Les deux artistes, invités ce soir à distribuer un peu de baume au cœur au public réparti dans le hall de La Carène, sont Rotor Jambreks et Bror Gunnar Jansson. Deux "one man band", désormais à la tête d'une poignée de robots musiciens pour l'un et d'un ténébreux trio Blues pour l'autre. En raison des exigences sanitaires, la Carène s'est muée en cabaret et le concert se déroule dans le grand hall de la salle brestoise. Cette configuration, déjà testée à de nombreuses reprises, est un très bon compromis, tant le son et la visibilité sont excellents. Si l'ambiance est moins brûlante, et puisqu'il faut bien faire avec, ce mode concert intimiste a le gros avantage d'offrir aux spectateurs attablés devant la scène, un live d'une proximité rare et dans des conditions finalement très confortables. Alors pas d'excuses, on continue d'aller aux concerts!
Il a beau être entouré de robots musiciens, c'est plutôt un voyage dans le passé que nous propose Rotor Jambreks, avec sa nouvelle création : Rotorobots. Plus Retrogaming que I.A. Plus Planète Interdite que Blade Runner. Les musiciens robots sont en charge d'une partie de la section rythmique ainsi que d'une guitare supplémentaire. Le reste, (guitare, chant, grosse caisse et caisse claire) est joué par "L'humain", comme l'annoncent les machines en début de set. Plus qu'un concert, un concept!

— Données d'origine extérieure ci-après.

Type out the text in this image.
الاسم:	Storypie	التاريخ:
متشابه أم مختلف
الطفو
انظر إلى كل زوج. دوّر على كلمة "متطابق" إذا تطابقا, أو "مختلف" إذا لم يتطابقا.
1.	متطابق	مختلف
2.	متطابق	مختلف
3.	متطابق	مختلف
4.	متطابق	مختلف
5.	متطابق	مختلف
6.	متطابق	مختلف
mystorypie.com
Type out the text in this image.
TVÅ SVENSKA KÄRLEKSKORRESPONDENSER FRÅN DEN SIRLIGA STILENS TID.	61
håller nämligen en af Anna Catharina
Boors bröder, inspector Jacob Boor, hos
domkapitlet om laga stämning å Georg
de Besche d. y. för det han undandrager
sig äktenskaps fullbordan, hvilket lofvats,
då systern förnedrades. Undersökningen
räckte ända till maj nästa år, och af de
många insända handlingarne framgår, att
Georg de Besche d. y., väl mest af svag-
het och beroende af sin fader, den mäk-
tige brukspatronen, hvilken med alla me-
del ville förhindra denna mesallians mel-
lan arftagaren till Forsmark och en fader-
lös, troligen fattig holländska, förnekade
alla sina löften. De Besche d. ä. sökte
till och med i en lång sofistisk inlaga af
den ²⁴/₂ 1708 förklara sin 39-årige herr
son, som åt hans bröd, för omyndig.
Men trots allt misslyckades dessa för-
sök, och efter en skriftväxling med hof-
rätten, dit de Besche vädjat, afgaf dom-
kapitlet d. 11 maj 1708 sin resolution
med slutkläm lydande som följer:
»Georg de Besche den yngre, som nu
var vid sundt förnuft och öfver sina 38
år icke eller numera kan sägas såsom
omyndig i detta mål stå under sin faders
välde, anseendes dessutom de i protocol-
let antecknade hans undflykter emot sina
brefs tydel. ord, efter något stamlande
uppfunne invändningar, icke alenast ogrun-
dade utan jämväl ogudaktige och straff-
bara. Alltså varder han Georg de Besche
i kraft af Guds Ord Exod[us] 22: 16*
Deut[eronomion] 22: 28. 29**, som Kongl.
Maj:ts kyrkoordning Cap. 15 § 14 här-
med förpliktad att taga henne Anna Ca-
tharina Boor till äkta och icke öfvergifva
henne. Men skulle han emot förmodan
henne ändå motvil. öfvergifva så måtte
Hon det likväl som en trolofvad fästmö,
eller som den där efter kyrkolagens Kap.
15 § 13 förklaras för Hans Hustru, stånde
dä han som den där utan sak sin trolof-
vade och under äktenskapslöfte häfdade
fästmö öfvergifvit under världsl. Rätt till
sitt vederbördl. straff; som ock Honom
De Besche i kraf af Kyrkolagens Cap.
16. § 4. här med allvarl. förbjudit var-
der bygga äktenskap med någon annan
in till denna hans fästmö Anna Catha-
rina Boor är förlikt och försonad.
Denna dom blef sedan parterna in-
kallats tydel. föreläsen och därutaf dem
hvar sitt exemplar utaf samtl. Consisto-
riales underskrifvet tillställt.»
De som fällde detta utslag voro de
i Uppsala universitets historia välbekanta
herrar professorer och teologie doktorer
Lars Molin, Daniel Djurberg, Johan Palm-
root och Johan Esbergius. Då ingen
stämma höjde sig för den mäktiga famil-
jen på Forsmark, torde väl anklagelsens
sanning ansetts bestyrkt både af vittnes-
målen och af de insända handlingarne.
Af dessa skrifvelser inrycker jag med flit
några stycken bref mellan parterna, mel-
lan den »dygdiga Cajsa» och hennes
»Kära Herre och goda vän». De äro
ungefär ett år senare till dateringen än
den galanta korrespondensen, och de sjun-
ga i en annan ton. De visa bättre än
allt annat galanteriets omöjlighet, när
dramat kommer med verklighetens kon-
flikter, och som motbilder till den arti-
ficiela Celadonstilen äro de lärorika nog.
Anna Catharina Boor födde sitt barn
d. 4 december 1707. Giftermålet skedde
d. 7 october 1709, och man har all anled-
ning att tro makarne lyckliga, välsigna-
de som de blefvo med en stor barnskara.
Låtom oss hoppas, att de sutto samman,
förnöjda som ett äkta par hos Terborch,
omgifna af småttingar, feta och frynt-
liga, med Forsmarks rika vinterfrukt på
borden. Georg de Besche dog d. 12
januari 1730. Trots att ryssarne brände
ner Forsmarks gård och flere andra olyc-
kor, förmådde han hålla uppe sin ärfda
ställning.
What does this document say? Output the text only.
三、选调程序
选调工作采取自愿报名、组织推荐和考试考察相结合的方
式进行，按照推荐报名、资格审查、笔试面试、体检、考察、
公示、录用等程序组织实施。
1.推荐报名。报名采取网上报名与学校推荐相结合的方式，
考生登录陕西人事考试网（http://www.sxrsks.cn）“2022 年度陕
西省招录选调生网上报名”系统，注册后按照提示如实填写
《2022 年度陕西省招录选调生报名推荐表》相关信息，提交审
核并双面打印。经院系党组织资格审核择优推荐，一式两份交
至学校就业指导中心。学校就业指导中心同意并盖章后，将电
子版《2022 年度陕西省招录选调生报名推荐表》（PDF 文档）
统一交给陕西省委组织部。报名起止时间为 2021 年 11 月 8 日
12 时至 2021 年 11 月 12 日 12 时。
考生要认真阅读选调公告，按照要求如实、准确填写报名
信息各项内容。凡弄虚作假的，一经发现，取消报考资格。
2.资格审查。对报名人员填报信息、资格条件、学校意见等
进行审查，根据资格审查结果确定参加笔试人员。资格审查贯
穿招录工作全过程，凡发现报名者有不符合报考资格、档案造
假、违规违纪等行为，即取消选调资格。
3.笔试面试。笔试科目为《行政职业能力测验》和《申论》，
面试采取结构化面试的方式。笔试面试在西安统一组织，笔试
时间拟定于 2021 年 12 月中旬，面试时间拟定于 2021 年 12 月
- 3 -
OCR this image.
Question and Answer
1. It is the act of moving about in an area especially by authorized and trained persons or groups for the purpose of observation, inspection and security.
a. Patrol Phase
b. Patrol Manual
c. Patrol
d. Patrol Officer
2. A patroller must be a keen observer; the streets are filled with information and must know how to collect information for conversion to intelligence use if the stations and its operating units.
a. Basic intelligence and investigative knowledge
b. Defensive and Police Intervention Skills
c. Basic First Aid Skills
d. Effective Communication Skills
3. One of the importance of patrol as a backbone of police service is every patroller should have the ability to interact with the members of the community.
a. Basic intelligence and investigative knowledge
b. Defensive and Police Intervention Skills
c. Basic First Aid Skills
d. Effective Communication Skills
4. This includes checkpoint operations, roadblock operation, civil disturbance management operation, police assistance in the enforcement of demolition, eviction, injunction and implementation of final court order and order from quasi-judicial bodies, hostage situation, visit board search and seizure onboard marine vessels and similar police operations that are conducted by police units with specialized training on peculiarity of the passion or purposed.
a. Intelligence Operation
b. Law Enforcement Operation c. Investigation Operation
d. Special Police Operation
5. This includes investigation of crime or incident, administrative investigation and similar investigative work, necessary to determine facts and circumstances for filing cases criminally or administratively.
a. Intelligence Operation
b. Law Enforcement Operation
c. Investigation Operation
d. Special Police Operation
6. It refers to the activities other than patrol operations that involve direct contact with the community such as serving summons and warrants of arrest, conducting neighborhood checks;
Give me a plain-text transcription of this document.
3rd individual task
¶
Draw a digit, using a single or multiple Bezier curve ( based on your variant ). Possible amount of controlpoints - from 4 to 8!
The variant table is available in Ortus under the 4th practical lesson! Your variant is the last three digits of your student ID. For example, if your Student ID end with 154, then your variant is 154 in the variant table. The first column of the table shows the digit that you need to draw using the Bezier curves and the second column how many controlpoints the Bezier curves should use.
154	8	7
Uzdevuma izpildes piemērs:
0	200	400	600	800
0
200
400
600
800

Quelques nouveaux morceaux, bien ancrés Rock 90's, sont présentés ce soir, dont un somptueux Fire With Fire qui fleure bon le Soundgarden de Chris Cornell. Entre chaque titre joué, les robots interviennent maladroitement et amusent le public, comme lorsque la voix "GPS" remercie chaleureusement le public de - nom de la ville - ou lorsqu'elle est incapable de lire correctement When This Is Through, le prochain titre à jouer (comme quand mon GPS essaie de prononcer Penmarc'h ou Le Faou). Le set s'accélère un peu plus sur la fin avec notamment Boiling Point, Cut Loose et Under The Carpet. Riffs Blues/Rock, mélodies Pop, rythmiques Swing, Rotor Jambreks sait tout faire et le prouve encore une fois ce soir. On se quitte après les remerciements de rigueur : « Thank You - nom de la ville -». Épatant.
J'avais en tête le magistral concert de Bror Gunnar Jansson aux Vieilles Charrues en 2019. Ce jour-là, j'avais pris une belle claque, et sans sommation. En configuration 360° et ras-du-sol, le suédois avait littéralement retourné le chapiteau Gwernig, laissant à toutes celles et ceux qui étaient présents, le sentiment d'avoir assisté à l'un des grands moments de l'édition. Je retrouve chez lui quelque chose que j'aime beaucoup : l'authenticité de CW. Stoneking et la noirceur de Timber Timbre. Il me tardait de le revoir. L'entrée en scène est précédée d'une bande son très lugubre (morceau de piano dont j'ignore l'auteur). Un fond sonore de circonstance quand on connait les textes macabres que chante Bror Gunnar Jansson. Il chante les meurtres sordides, les féminicides, les crimes atroces. Sa musique prend sa source essentiellement dans le blues. Le blues poisseux, le blues aux mains sales. La musique parfaite pour la lecture du Dalhia Noir ou d'American Psycho. Le groupe s'installe et débute avec Body In A Bag. Le ton est donné.
Premier gros frisson sur God Have Mercy, superbe prière hurlée, qui fait planer d'un coup le fantôme de Robert Johnson au dessus de nos têtes. Le rythme s'accélère sur There's A Killer On The Loose, où Bror Gunnar Jansson pose ses premiers solos pendant que Stefan Bellnäs (basse) et Emanuel Svensson (batterie) maintiennent un tempo très tendu. Nul besoin d'inventer des histoires à faire peur, la réalité est suffisamment terrifiante. C'est ce que raconte Machine ou comment, en 2017, Peter Madsen a assassiné la journaliste Kim Wall venue faire un reportage à bord de son sous-marin. Dans Breathe, son dernier titre sorti cet été, Bror Gunnar Jansson évoque les derniers instant de Georges Floyd, victime des violences de la police américaine. Mention spéciale au superbe Det Stora Oväsendet (le grand tumulte en Suédois), morceau instrumental de plus de 10 minutes, où 9 notes résonnent en répétition, tel un carillon funèbre.